The idea that extreme sports are just for men is an age old stereotype that recently is being destroyed thanks to badass women not just competing but masterfully pushing the boundaries of their sports. With Egypt having some of the best kitesurfing conditions in the world it is about time that Egyptian women take to the sea. So we spoke to Egypt’s award-winning female kitesurfer Ingie El Mor about how it’s done:

Did you have much previous experience in extreme sports before kitesurfing?

Not at all. I had only really done normal sports like swimming and volleyball before this.

So what made you want to try out kitesurfing?

When I went to Ras Sedr I would see all of my foreign friends kitesurfing. I had a few weeks off and thought, I may as well do the course. It takes 9 hours to finish the course usually, it took me 12 hours. Half way through the course I thought, I don’t want to get back on the board. The next day, I managed to get myself back on the board and ended up completing the course.

What was your perception of kitesurfing before you tried it?

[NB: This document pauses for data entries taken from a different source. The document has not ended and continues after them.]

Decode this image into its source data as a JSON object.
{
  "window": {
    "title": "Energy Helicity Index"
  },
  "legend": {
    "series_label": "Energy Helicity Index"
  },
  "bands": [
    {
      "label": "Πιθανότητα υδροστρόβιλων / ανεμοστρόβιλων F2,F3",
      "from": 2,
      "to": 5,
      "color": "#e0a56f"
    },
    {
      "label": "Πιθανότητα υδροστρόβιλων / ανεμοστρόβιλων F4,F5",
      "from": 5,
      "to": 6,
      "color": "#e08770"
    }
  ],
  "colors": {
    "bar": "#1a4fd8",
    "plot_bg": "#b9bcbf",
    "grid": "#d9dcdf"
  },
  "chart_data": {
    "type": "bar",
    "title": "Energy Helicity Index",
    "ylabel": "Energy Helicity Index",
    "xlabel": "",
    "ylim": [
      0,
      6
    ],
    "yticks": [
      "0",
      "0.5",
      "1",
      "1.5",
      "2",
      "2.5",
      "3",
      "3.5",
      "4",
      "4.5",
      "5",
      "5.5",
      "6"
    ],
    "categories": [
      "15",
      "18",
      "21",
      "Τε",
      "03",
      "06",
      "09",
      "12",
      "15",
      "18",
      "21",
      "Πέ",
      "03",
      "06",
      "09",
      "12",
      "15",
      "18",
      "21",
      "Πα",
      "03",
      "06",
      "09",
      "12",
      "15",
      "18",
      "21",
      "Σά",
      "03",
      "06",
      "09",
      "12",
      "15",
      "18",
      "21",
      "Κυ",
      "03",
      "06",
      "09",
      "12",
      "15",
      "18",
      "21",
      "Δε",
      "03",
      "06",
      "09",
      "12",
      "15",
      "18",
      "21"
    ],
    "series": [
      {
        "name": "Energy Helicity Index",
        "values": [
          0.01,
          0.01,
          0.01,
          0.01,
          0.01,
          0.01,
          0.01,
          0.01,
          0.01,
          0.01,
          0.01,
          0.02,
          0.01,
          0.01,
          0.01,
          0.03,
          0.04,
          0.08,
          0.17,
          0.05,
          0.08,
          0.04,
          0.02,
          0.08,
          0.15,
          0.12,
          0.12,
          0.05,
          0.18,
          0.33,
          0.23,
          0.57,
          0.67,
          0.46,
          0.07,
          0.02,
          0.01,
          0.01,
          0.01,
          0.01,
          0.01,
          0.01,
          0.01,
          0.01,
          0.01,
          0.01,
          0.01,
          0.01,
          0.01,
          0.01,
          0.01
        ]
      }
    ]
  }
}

I was a little worried that I was too short. Also I thought it was something just for guys, as back then there were only two or three girls kiting and no Egyptian girls at all. I think that is how other Egyptian women feel, but progress is definitely being made, you see a lot more women trying and even competing in it now.

So you finished the beginners’ course, what came next?

I stayed in Ras Sedr for another two weeks kitesurfing and after that whenever I have even one day off I go to Gouna or Ras Sedr to kite. It needs a lot of practise if you want to do tricks.

“I managed to win the highest jump amongst the girls, and that gave me a big big push to go for it more and more.”

Tell us about your competitions.

The first competition was in Ras Sedr, I decided to compete as I was there already and  it was a challenge. That day, as the only female representing Egypt, I managed to win the highest jump amongst the girls, and that gave me a big big push to go for it more and more.

Last year at the World Cup in Gouna, they asked me to compete. I jumped on the opportunity as it was a chance to see the world’s top kitesurfers although I was incredibly nervous to compete with them. When I got into the water I felt like I had forgotten everything about kitesurfing! It was still a great experience for me as I managed to control my fear and compete against the best in the world.

How did your friends and family react to you competing in extreme sports?

My mom loves it, she has always encouraged me to explore and try new things. My friends are generally very supportive, although sometimes they tell me to be careful. But I can cross the street and have something happen to me, so I shouldn’t let worry stop me.

How do you balance kitesurfing with your life in Cairo?

I am a freelance stylist without a fixed schedule and whenever I am free I go to Gouna or Ras Sedr.  It has become my getaway from Cairo, because you don’t think about anything, it is just the board, kite, wind and sea. We call it ‘Wind Therapy’.

“You aren’t just doing the same thing over and over, so that makes you want to learn every day.”

What motivates you to get up and train when you are in a lazy mood?

There is always something new you want to learn. At first you want to learn how to turn, and then how to jump and then how to do a back roll. You aren’t just doing the same thing over and over, so that makes you want to learn every day.

What would you say to girls who want to try kitesurfing but are nervous?

You just need to try it, you have nothing to lose. Of course it will take you a while at the beginning to understand the wind and the kite but I don’t know a single person who started the kitesurfing course and didn’t finish.